Her complacence set him off. “Haven’t you realized you’ve been gulled?”

“What’s the big deal?” she said defiantly. “I have money, and I spend it the way I want … and what if it’s real?”

“Fine, thanks.” He thrust the charm into his pocket and picked up speed.

The street quieted down and reached its end at the seashore. When they stepped onto a pebbled sidewalk toward the garage where their car was parked, he caught a glimpse of the two bodyguards following behind at a carefully maintained distance. She chuckled several times while they were walking, but he ignored her.

“She also said something funny!”

Now he couldn’t remain silent anymore. “What’s funny?”

There were more chuckles before her answer came. “She said you and I are going to have four kids.”

“That is funny.”

She made no sound afterwards. Soon the garage building came into sight, dyeing the pebbles ahead into various colors as each letter on its signboard flashed into life. A lump gradually built up inside his chest and burdened his breaths. The trip would soon end.

“There’s something I need to tell you, Geneva.” He slowed down. His own voice seemed to have come from a distance. She came to a halt with him, waited, but kept her head low. He turned aside toward the harbor. The Renaisun-C was hanging above the sea, pale and remote. It was hard to link it to the bright sun that had shone his hometown and his childhood.

“I really like this job, but I’m not planning to stay long. You were right. I didn’t grow up here. I was an orphan and adopted by Harold Nestor when I was five.”

“Harold Nestor …” She was thinking, and after a moment she looked up at him. “Founder of the Nestor SIM Institute?”

He nodded. “He was a civilian professor at our Academy when he and my … his wife came to the orphanage. They were looking for an infant, like all the other couples. But they said when they saw me in a hallway, they just couldn’t let me go. Two years later we moved to Owlhidden, a small country on RC-3. ”

“Then why did you come back?”

“Well, my father left the Academy because they didn’t let him try out his ideas, but he still thought it would be useful for me to go through the traditional training, assuming I’d go back and work in his school some day. We had a hard time persuading my mother, though. She made me promise that I would go back as soon as I finish my mandatory service.”

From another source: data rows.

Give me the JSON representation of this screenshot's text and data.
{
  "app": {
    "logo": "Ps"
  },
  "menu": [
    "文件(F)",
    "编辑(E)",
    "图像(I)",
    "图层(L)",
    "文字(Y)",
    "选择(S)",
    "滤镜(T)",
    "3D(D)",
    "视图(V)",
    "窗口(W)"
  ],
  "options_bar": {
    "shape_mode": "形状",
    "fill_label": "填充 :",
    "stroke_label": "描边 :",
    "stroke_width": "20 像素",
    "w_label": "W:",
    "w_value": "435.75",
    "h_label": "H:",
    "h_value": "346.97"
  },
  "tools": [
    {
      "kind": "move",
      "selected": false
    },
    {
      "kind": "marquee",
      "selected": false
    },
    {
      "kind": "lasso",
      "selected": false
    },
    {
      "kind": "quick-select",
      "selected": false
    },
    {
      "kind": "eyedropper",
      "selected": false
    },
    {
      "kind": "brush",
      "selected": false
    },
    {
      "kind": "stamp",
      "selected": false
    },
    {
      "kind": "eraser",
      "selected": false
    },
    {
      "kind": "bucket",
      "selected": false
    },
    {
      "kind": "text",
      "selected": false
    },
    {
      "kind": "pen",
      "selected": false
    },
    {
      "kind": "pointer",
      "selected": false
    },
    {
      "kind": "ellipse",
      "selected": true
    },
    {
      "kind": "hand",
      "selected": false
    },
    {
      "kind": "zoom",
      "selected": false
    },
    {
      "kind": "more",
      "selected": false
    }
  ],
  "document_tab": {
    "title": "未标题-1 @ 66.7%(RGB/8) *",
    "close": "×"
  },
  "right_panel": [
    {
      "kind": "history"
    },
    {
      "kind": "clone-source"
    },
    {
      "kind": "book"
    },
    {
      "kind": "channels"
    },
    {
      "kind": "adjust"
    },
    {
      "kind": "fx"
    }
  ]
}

“So you’re leaving in a year …” she said softly. “Thought I was lucky to have your help.”

He knew he should say something, but couldn’t find the right words. “I’m sure you’ll find someone better than me.”

The sky darkened abruptly as the Renaisun-C sank into the sea. A dinner cruise whistled away from the harbor with tourists waving frantically on the deck.

“Does this have anything to do with William?” Her tone was back to normal as they both resumed walking. “I know he talked to you.”


He lied. People considered him as a modest person, but deep inside he had his pride. He didn’t want them to think he intended to take shortcuts.